Money has been spent on plane tickets and hotel rooms for family members, time off from work, ect. It would be nice to know that large holdings corporations can't just drop people at the last second if they so choose.

Thank You
Scott T.
 


ALawyer

Senior Member
I am sorry that I did not see this sooner.

As there is a settlement, its terms should govern, regardless of changes in state law UNLESS the settlement itself incorporated state law explicitly or by implication.

By attempting change in the terms of the settlement unilaterally, the employer is likely acting in violation of the settlement agreement.

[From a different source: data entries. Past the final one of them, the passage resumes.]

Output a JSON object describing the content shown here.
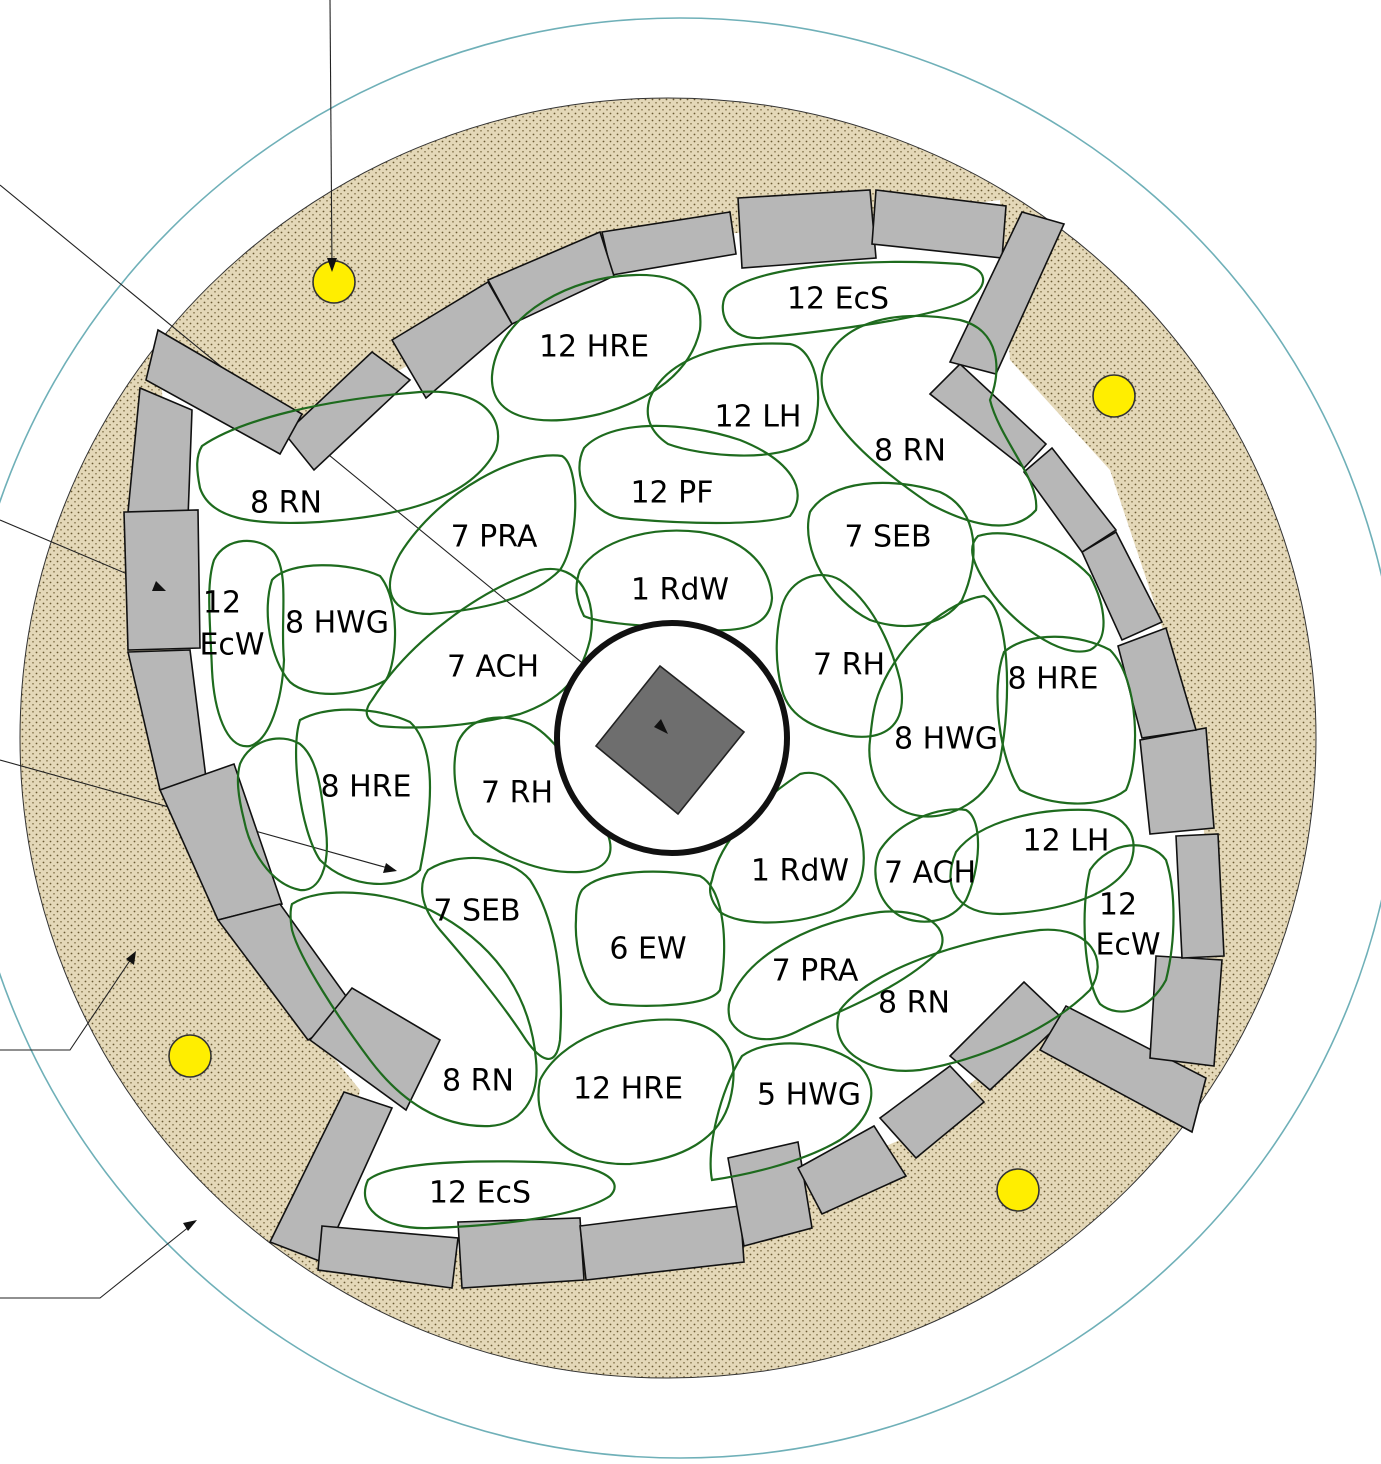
{
  "colors": {
    "outer_ring": "#6fb0b8",
    "gravel": "#d8c9a4",
    "gravel_dots": "#6a5a33",
    "stone_wall": "#b7b7b7",
    "plant_drift_outline": "#1e6b1e",
    "boulder": "#ffee00",
    "center_ring": "#111111",
    "center_square": "#6e6e6e"
  },
  "beds": [
    {
      "label": "12  EcS"
    },
    {
      "label": "12 HRE"
    },
    {
      "label": "12  LH"
    },
    {
      "label": "8 RN"
    },
    {
      "label": "8 RN"
    },
    {
      "label": "12 PF"
    },
    {
      "label": "7 PRA"
    },
    {
      "label": "7 SEB"
    },
    {
      "label": "1 RdW"
    },
    {
      "label": "12"
    },
    {
      "label": "EcW"
    },
    {
      "label": "8 HWG"
    },
    {
      "label": "7 ACH"
    },
    {
      "label": "7 RH"
    },
    {
      "label": "8 HRE"
    },
    {
      "label": "8 HWG"
    },
    {
      "label": "8 HRE"
    },
    {
      "label": "7 RH"
    },
    {
      "label": "12 LH"
    },
    {
      "label": "1 RdW"
    },
    {
      "label": "7 ACH"
    },
    {
      "label": "12"
    },
    {
      "label": "EcW"
    },
    {
      "label": "7 SEB"
    },
    {
      "label": "6 EW"
    },
    {
      "label": "7 PRA"
    },
    {
      "label": "8 RN"
    },
    {
      "label": "8 RN"
    },
    {
      "label": "12 HRE"
    },
    {
      "label": "5 HWG"
    },
    {
      "label": "12  EcS"
    }
  ]
}
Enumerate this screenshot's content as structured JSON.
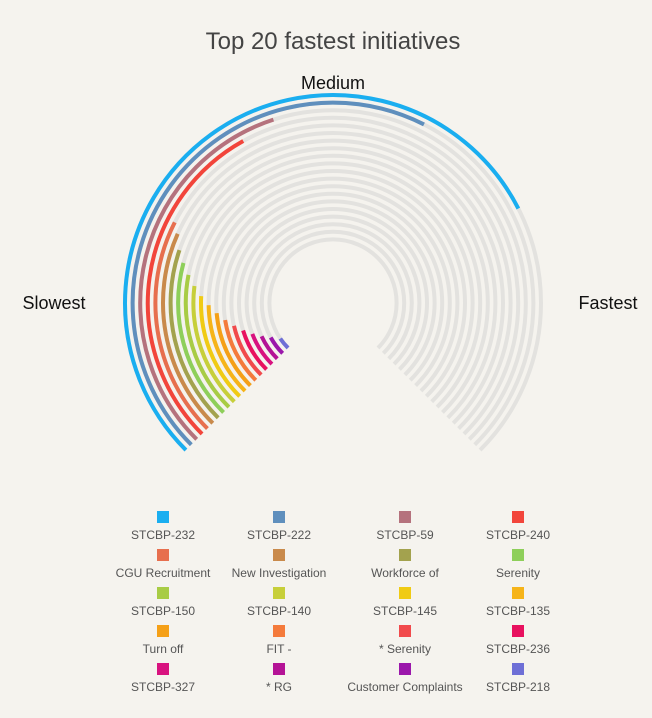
{
  "chart_data": {
    "type": "radial-bar",
    "title": "Top 20 fastest initiatives",
    "scale_labels": {
      "left": "Slowest",
      "top": "Medium",
      "right": "Fastest"
    },
    "scale_range": [
      0,
      270
    ],
    "track_color": "#e3e2df",
    "series": [
      {
        "name": "STCBP-232",
        "value": 198,
        "color": "#1aaef0"
      },
      {
        "name": "STCBP-222",
        "value": 162,
        "color": "#5f8fbd"
      },
      {
        "name": "STCBP-59",
        "value": 117,
        "color": "#b5727d"
      },
      {
        "name": "STCBP-240",
        "value": 106,
        "color": "#f2453b"
      },
      {
        "name": "CGU Recruitment",
        "value": 72,
        "color": "#e76f4e"
      },
      {
        "name": "New Investigation",
        "value": 69,
        "color": "#c98a4b"
      },
      {
        "name": "Workforce of",
        "value": 64,
        "color": "#a3a24e"
      },
      {
        "name": "Serenity",
        "value": 60,
        "color": "#8ecf5a"
      },
      {
        "name": "STCBP-150",
        "value": 56,
        "color": "#a8cc45"
      },
      {
        "name": "STCBP-140",
        "value": 52,
        "color": "#c7cf3a"
      },
      {
        "name": "STCBP-145",
        "value": 48,
        "color": "#f0cb14"
      },
      {
        "name": "STCBP-135",
        "value": 44,
        "color": "#f6b419"
      },
      {
        "name": "Turn off",
        "value": 40,
        "color": "#f5a017"
      },
      {
        "name": "FIT -",
        "value": 36,
        "color": "#f47a3b"
      },
      {
        "name": "* Serenity",
        "value": 32,
        "color": "#f14a4c"
      },
      {
        "name": "STCBP-236",
        "value": 28,
        "color": "#e8115f"
      },
      {
        "name": "STCBP-327",
        "value": 24,
        "color": "#d8127f"
      },
      {
        "name": "* RG",
        "value": 20,
        "color": "#b41396"
      },
      {
        "name": "Customer Complaints",
        "value": 16,
        "color": "#9b17ab"
      },
      {
        "name": "STCBP-218",
        "value": 11,
        "color": "#6e6fd6"
      }
    ]
  }
}
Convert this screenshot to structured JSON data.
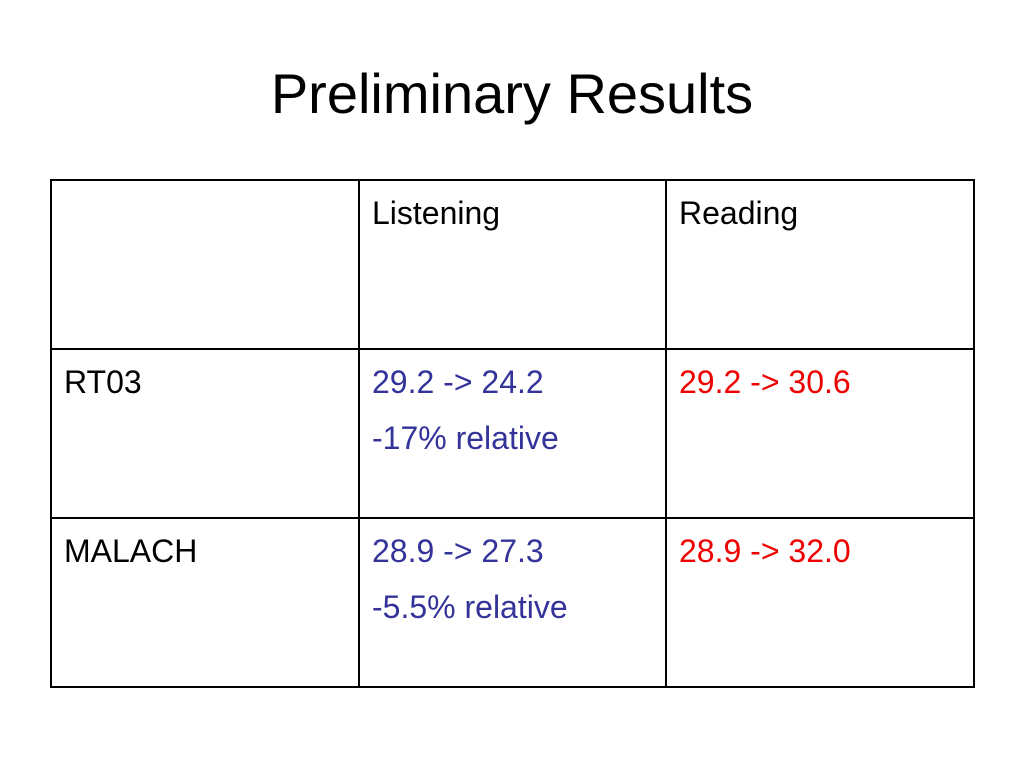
{
  "slide": {
    "title": "Preliminary Results"
  },
  "table": {
    "headers": [
      "",
      "Listening",
      "Reading"
    ],
    "rows": [
      {
        "label": "RT03",
        "listening": [
          "29.2 -> 24.2",
          "-17% relative"
        ],
        "reading": [
          "29.2 -> 30.6"
        ]
      },
      {
        "label": "MALACH",
        "listening": [
          "28.9 -> 27.3",
          "-5.5% relative"
        ],
        "reading": [
          "28.9 -> 32.0"
        ]
      }
    ]
  },
  "colors": {
    "listening_text": "#333399",
    "reading_text": "#ee0000"
  }
}
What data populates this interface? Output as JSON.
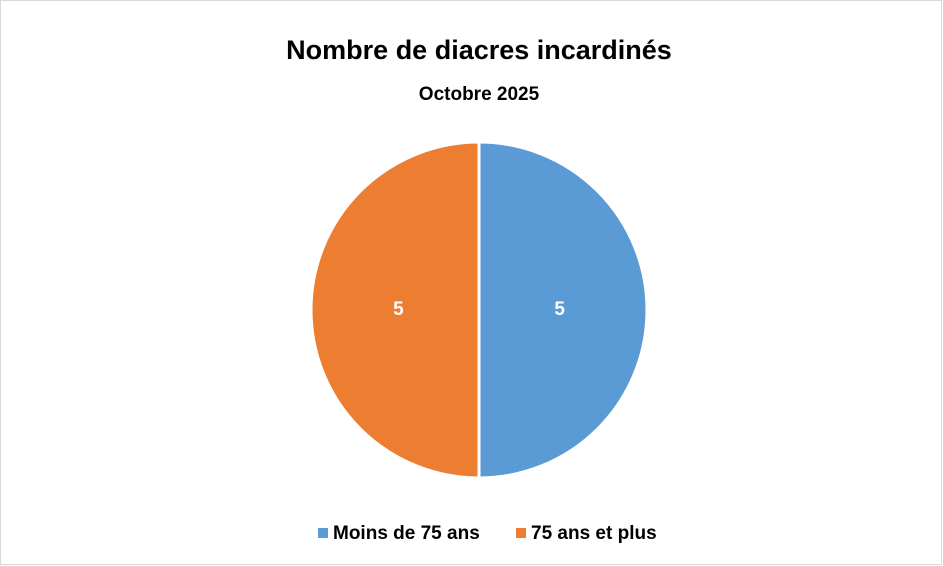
{
  "chart_data": {
    "type": "pie",
    "title": "Nombre de diacres incardinés",
    "subtitle": "Octobre 2025",
    "categories": [
      "Moins de 75 ans",
      "75 ans et plus"
    ],
    "values": [
      5,
      5
    ],
    "colors": [
      "#5b9bd5",
      "#ed7d31"
    ],
    "legend": "bottom"
  }
}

Depending upon what the agreement says -- exactly what it says -- and depending on whether or not it was a private agreement to settle litigation (in which case it remains a private agreement) OR if it was incorporated into a court judgment -- in which case it is a court decree -- the route to getting the agreement enforced varies. If the latter, I would likely contact an attorney in the state where the original state, and perhaps the firm that got the settlement, and get its advice. Who knows, it may be possible to go back to court to get it enforced orthe failure to honor it may constitute contempt of court.

Otherwise I would see if the old firm is doing business in Florida and if so, so that jurisdiction could lie, seek out advice from an experienced Florida law firm who would be able to sue the firm in Florida. There are lots of questions and a strange possible interplay of ERISA and state laws, but get a good lawyer involved ASAP to review the agreement for starters.

ALSO, good lawyers rarely take cases like this on a contingency basis so be prepared to lay out something in legal fees.